First edition Gamma World contains an intriguing hex map of post-apocalyptic America. It’s charming, but it consists only of rivers, unshaded triangle mountains, dark triangle mountains, and circles representing former cities of the ancients. There is no key. And there are no instructions on how to use it except for one brief aside in the Example of Play section:
The first step is to choose an area of the country from the map provided. The referee can either mark directly on the map or transfer the geographical features to blank hex paper and enlarge the scale. The second method allows the referee to add more detail, such as ruins, towns, villages, farmlands, special points of interest, and so on.
There is precious little to go on here. Three years later the classic Marsh/Cook Expert D&D set would introduce an entire generation to a worked example of how open-ended wilderness adventuring could actually work… but that sort of introductory product was nigh unto inconceivable at this point. Meanwhile, the third edition Gamma World set from the mid-eighties would include a variety of maps at varying degrees of resolution… but alas, it was bereft of any keys or commentary on how they would actually work!
Needless to say, this is more than a little confusing– especially since the entire genre this line is predicated on has pretty well ceased to exist. But now that I’ve played the original games for a few sessions, a few things about this map come clearer. Basically, if you’re looking at this game with preconceptions you’re bringing in from D&D… you’re going to miss a great deal.
In the first place, this is Gamma WORLD. If you want to play in a dungeon, you can go back to the precursor game and play in a big old dungeon in space. It’s awesome. But Gamma World is different. And if you start placing lots of D&D style dungeons on the map, I think you’re going to miss the real point of the game.
Secondly, given that players start with mass quantities of hit points and several fairly powerful mutations, they can range much farther than low level D&D adventure parties. If the players can acquire mutant animal mounts and/or a modest amount of high tech equipment, they can range even farther! What this means is that you’re going to be able to leverage far more scope within a large scale campaign map like this than you might imagine. This odd campaign map appears strange at first glance, but it is actually a good fit for the rule set.
Still, this particular map never quite became the sort of icon of gaming that the Known World of Basic D&D’s default setting or later franchises such as the Forgotten Realms. Heck, the Starship Warden of Metamorphosis Alpha arguably made ten times the splash! What’s up with that?! Well, I believe that the real key to running a straight ahead Gamma World campaign was left out of the box set completely.
Fortunately, gaming archaeologists that can track down a copy of Dragon Magazine #25 and get the key they should have had way back in the seventies or eighties but which they (more than likely) had to do without.
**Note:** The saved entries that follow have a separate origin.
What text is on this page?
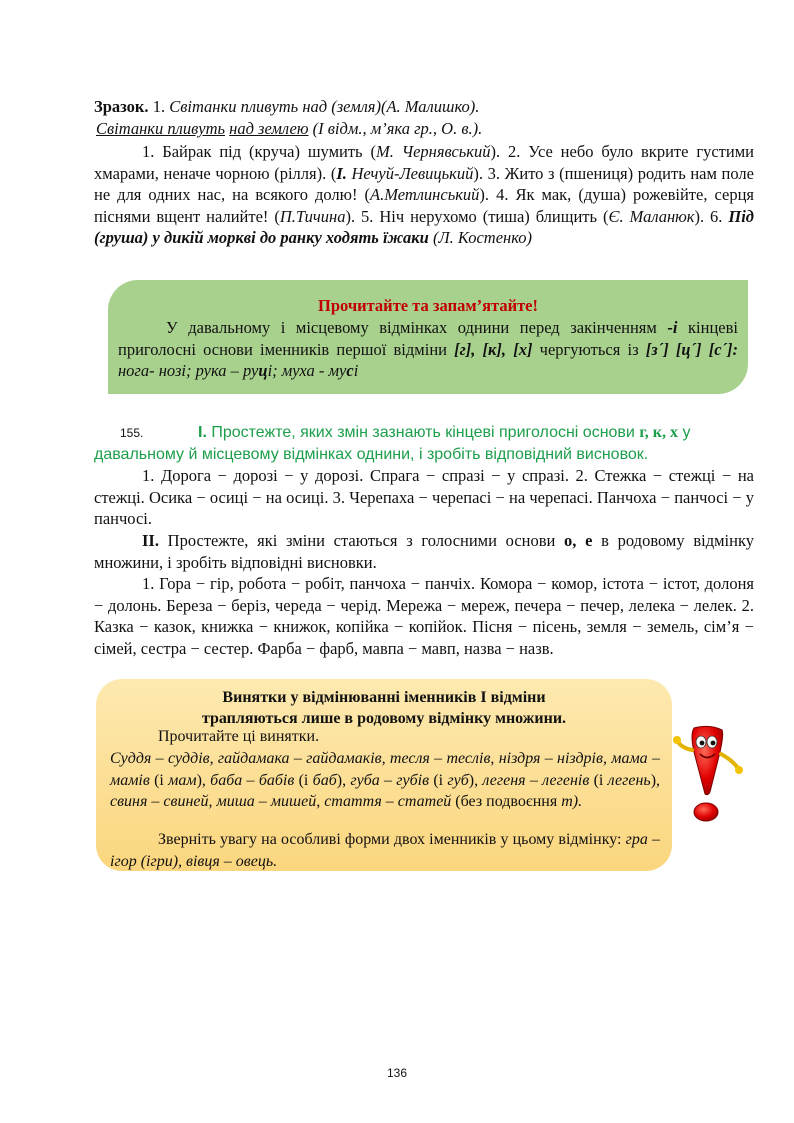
Зразок. 1. Світанки пливуть над (земля)(А. Малишко).
Світанки пливуть над землею (І відм., м’яка гр., О. в.).
1. Байрак під (круча) шумить (М. Чернявський). 2. Усе небо було вкрите густими хмарами, неначе чорною (рілля). (І. Нечуй-Левицький). 3. Жито з (пшениця) родить нам поле не для одних нас, на всякого долю! (А.Метлинський). 4. Як мак, (душа) рожевійте, серця піснями вщент налийте! (П.Тичина). 5. Ніч нерухомо (тиша) блищить (Є. Маланюк). 6. Під (груша) у дикій моркві до ранку ходять їжаки (Л. Костенко)
Прочитайте та запам’ятайте!
У давальному і місцевому відмінках однини перед закінченням -і кінцеві приголосні основи іменників першої відміни [г], [к], [х] чергуються із [з´] [ц´] [с´]: нога- нозі; рука – руці; муха - мусі
155.	І. Простежте, яких змін зазнають кінцеві приголосні основи г, к, х у давальному й місцевому відмінках однини, і зробіть відповідний висновок.
1. Дорога − дорозі − у дорозі. Спрага − спразі − у спразі. 2. Стежка − стежці − на стежці. Осика − осиці − на осиці. 3. Черепаха − черепасі − на черепасі. Панчоха − панчосі − у панчосі.
ІІ. Простежте, які зміни стаються з голосними основи о, е в родовому відмінку множини, і зробіть відповідні висновки.
1. Гора − гір, робота − робіт, панчоха − панчіх. Комора − комор, істота − істот, долоня − долонь. Береза − беріз, череда − черід. Мережа − мереж, печера − печер, лелека − лелек. 2. Казка − казок, книжка − книжок, копійка − копійок. Пісня − пісень, земля − земель, сім’я − сімей, сестра − сестер. Фарба − фарб, мавпа − мавп, назва − назв.
Винятки у відмінюванні іменників І відміни
трапляються лише в родовому відмінку множини.
Прочитайте ці винятки.
Суддя – суддів, гайдамака – гайдамаків, тесля – теслів, ніздря – ніздрів, мама – мамів (і мам), баба – бабів (і баб), губа – губів (і губ), легеня – легенів (і легень), свиня – свиней, миша – мишей, стаття – статей (без подвоєння т).
Зверніть увагу на особливі форми двох іменників у цьому відмінку: гра – ігор (ігри), вівця – овець.
136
In a mere two pages, James Ward provides not only brief origin stories and chief NPCs for each of the cryptic alliances of the game, but also places their original home base on that utterly baffling campaign map that I could never figure out what to do with…!
Of course, now that my campaign is already underway, my own framing of the setting has departed significantly from the setupthat Ward provides in “A Part of Gamma World Revisited”. But creating your own variation of what he did there is probably the easiest method around for leveraging the game’s campaign map if you want to capture how the game was meant to be played at the beginning…!
Bryce, I owe you a round of drinks! I haven’t seen that Dragon magazine for decades, but I remember nearly every single page.